So one might argue that it is the late Trypilians who
began to assimilate to the "prestige language" of the
easterners and not the reverse.*******
>
> >******GK: The most recent research (published by
> >Telegin in "Arkheologia"(1999) indicates that the
> >Dnipro-Donetz culture emerged overwhelmingly from
> >previous local "mesolithic" (to use his
> terminology)
> >groups. I.e. from groups already "in place".******
>
>MCV: Telegin previously held that D-D originated in
the
> northern forest
> area, as you claimed yourself one or two messages
> ago ("Serednyj Stih
> for its part develops to a large degree from the
> Dnipro-Donetz culture
> whose own antecedents are in the mesolithic cultures
> of Eastern Europe
> (and partly of the area close to the Baltic coast")
*****GK: I got this last point ("and partly from
etc..") not from Telegin but from a post on this
forum. When Telegin talked about "the mesolithic
cultures of Eastern Europe" he even then had in mind
primarily those which occupied more southern areas. He
wrote about this extensively in the 1970's and 1980's.

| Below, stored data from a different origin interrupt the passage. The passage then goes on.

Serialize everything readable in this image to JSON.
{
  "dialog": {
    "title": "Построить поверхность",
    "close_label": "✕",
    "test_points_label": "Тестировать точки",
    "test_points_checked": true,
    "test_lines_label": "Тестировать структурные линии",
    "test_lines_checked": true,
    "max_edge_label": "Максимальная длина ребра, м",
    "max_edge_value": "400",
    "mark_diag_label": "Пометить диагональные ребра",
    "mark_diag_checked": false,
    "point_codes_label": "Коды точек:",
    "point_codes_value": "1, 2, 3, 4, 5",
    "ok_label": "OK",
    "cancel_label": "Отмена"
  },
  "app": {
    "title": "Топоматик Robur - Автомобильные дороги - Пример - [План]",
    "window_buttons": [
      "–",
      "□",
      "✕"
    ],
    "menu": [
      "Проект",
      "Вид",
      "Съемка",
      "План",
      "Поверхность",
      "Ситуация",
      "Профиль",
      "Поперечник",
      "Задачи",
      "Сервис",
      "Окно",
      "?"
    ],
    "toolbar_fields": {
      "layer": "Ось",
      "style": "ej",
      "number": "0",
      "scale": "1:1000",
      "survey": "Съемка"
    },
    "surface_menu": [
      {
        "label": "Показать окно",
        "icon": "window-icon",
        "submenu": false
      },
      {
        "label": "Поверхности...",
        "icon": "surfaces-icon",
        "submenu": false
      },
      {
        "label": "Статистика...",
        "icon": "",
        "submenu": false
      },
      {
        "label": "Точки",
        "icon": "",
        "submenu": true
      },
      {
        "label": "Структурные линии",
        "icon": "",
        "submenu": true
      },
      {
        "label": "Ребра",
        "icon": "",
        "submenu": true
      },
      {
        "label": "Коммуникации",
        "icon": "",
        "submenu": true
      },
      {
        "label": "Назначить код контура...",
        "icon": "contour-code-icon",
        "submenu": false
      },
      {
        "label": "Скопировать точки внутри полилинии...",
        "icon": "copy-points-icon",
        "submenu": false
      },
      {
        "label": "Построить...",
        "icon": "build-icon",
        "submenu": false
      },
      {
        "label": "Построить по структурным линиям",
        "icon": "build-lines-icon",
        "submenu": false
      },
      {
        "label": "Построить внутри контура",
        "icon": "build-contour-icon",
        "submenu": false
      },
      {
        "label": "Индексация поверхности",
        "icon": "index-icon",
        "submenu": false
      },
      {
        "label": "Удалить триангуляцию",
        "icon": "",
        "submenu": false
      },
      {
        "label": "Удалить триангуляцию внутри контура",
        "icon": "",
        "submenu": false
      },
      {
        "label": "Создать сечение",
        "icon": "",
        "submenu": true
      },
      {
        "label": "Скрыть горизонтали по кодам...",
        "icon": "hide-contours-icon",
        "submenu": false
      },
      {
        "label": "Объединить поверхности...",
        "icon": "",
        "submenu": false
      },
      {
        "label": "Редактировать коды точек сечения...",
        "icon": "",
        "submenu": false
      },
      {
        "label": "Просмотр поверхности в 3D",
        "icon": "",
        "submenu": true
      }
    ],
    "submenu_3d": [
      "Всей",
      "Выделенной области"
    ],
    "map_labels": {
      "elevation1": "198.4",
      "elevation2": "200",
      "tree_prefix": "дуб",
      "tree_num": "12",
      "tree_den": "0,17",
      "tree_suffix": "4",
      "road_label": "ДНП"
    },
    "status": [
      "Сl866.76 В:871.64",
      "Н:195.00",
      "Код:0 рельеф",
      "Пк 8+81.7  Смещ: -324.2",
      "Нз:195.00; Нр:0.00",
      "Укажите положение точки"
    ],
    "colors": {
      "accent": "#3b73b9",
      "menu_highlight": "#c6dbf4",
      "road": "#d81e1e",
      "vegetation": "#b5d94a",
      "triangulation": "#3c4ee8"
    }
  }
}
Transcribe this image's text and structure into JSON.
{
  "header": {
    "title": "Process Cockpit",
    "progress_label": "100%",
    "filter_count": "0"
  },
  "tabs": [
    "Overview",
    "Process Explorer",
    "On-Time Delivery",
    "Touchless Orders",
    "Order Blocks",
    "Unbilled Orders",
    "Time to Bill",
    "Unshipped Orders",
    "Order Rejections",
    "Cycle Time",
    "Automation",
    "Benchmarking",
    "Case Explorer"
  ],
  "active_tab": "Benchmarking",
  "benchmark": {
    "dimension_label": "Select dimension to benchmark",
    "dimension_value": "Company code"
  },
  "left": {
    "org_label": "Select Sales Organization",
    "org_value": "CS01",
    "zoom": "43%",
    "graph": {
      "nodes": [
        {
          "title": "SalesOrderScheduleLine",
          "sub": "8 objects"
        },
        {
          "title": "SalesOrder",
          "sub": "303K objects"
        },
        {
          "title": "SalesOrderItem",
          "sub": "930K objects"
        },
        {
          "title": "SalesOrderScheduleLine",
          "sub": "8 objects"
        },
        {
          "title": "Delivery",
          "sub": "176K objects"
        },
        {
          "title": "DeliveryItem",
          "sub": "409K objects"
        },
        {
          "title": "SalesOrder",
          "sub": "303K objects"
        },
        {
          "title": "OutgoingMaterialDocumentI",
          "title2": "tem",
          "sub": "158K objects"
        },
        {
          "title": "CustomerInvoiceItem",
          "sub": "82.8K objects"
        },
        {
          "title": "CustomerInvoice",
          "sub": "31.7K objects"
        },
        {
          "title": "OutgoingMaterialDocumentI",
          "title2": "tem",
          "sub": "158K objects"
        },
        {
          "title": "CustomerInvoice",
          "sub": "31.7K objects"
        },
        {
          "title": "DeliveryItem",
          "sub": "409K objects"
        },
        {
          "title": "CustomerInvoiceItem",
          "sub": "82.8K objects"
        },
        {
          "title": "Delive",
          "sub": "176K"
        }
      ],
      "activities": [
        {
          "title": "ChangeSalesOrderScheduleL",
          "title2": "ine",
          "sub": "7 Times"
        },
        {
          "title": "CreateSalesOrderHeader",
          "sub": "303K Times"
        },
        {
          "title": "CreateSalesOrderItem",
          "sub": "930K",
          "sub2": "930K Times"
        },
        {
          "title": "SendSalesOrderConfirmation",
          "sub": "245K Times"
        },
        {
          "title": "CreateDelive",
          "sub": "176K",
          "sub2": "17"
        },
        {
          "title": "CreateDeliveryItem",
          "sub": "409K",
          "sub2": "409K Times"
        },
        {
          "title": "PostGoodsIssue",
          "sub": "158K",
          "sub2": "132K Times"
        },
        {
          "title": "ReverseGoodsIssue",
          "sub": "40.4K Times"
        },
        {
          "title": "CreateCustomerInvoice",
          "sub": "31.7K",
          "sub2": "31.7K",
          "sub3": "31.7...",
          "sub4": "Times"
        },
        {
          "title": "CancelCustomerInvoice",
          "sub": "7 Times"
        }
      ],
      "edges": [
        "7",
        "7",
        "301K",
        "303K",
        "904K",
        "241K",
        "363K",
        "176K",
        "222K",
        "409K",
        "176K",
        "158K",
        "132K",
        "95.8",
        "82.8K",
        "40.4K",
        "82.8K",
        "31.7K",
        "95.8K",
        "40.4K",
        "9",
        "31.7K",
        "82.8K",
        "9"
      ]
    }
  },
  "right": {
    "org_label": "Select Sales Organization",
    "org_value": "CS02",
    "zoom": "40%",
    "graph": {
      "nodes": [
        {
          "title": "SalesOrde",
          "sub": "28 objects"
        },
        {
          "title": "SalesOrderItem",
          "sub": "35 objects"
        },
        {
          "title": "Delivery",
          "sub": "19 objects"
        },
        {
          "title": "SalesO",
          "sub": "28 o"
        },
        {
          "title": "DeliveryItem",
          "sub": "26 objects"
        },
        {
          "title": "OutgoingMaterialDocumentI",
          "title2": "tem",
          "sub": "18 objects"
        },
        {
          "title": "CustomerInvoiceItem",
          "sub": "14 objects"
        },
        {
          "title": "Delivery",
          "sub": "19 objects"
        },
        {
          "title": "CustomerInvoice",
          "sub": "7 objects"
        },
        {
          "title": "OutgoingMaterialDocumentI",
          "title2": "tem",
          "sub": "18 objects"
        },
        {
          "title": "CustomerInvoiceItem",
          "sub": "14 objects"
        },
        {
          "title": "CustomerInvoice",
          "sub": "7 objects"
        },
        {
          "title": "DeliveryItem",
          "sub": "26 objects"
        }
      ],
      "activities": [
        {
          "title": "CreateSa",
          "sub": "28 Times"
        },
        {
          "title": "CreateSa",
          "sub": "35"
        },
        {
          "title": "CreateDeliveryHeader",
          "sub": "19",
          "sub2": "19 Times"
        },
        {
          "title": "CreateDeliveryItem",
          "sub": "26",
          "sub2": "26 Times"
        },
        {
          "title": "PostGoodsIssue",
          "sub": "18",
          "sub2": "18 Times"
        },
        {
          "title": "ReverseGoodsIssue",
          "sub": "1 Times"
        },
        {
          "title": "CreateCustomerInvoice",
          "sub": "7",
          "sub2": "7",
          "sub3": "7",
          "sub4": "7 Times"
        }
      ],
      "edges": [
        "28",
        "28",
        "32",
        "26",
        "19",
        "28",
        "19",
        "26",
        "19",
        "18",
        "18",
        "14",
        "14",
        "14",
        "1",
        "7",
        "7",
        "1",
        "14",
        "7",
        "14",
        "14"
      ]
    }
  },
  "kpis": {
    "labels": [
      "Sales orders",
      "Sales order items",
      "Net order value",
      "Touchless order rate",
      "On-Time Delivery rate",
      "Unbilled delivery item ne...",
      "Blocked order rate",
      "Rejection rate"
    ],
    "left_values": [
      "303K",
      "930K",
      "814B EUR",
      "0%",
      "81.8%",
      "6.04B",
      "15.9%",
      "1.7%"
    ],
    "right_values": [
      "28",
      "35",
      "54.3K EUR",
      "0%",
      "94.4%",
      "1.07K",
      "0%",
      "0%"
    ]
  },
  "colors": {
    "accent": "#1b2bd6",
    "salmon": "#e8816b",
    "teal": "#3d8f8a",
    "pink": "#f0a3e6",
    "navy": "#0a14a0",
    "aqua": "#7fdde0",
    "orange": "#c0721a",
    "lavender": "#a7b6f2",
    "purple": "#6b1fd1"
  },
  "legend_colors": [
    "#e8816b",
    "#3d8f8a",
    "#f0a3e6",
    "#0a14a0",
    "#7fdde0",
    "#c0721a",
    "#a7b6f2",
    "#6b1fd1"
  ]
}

His most recent research merely dotted the i's and
crossed the t's.******
> If D-D
> originated locally instead, that does not make a big
> difference. The
> same acculturation that I assume took place between
> LBK and
> Mesolithic/Sub-Neolithic populations along the
> Polish frontier, will
> also have taken place along LBK's
> Moldavian-Ukrainian borders.
*****GK: In the first place there is no evidence that
LBK contacted directly with ancestors of Surs'ka and
Dnipro-Donetz. That would have been done by
Bog-Dnister and then Trypilia. And in the second, and
probably more important, place, just as the spread of
agriculture from Anatolia into Europe did not mean
that the local populations which adopted the new
technology also adopted the language of its carriers
(after all is that not the main point of the LBK
hypothesis? That Danubian pre-agriculturals turned to
agriculture but became PIE and not whatever the
earlier farmers from the south were?)=== And note the
corollary that in the case of Eastern Europe it's not
even a case of turning to agriculture but just
borrowing some elements of an agricultural way of life
(ceramics for instance). So the incentive would be
even less present. AS a matter of fact I am more
inclined to think that if any LBK's or similar
individuals entered the world of the northeast it is
they who assimilated and not the reverse.The IE of the
East cannot be demonstrated to derive from LBK. There
is not even a probable argument for this. There is an
assumption which holds independently of all evidence.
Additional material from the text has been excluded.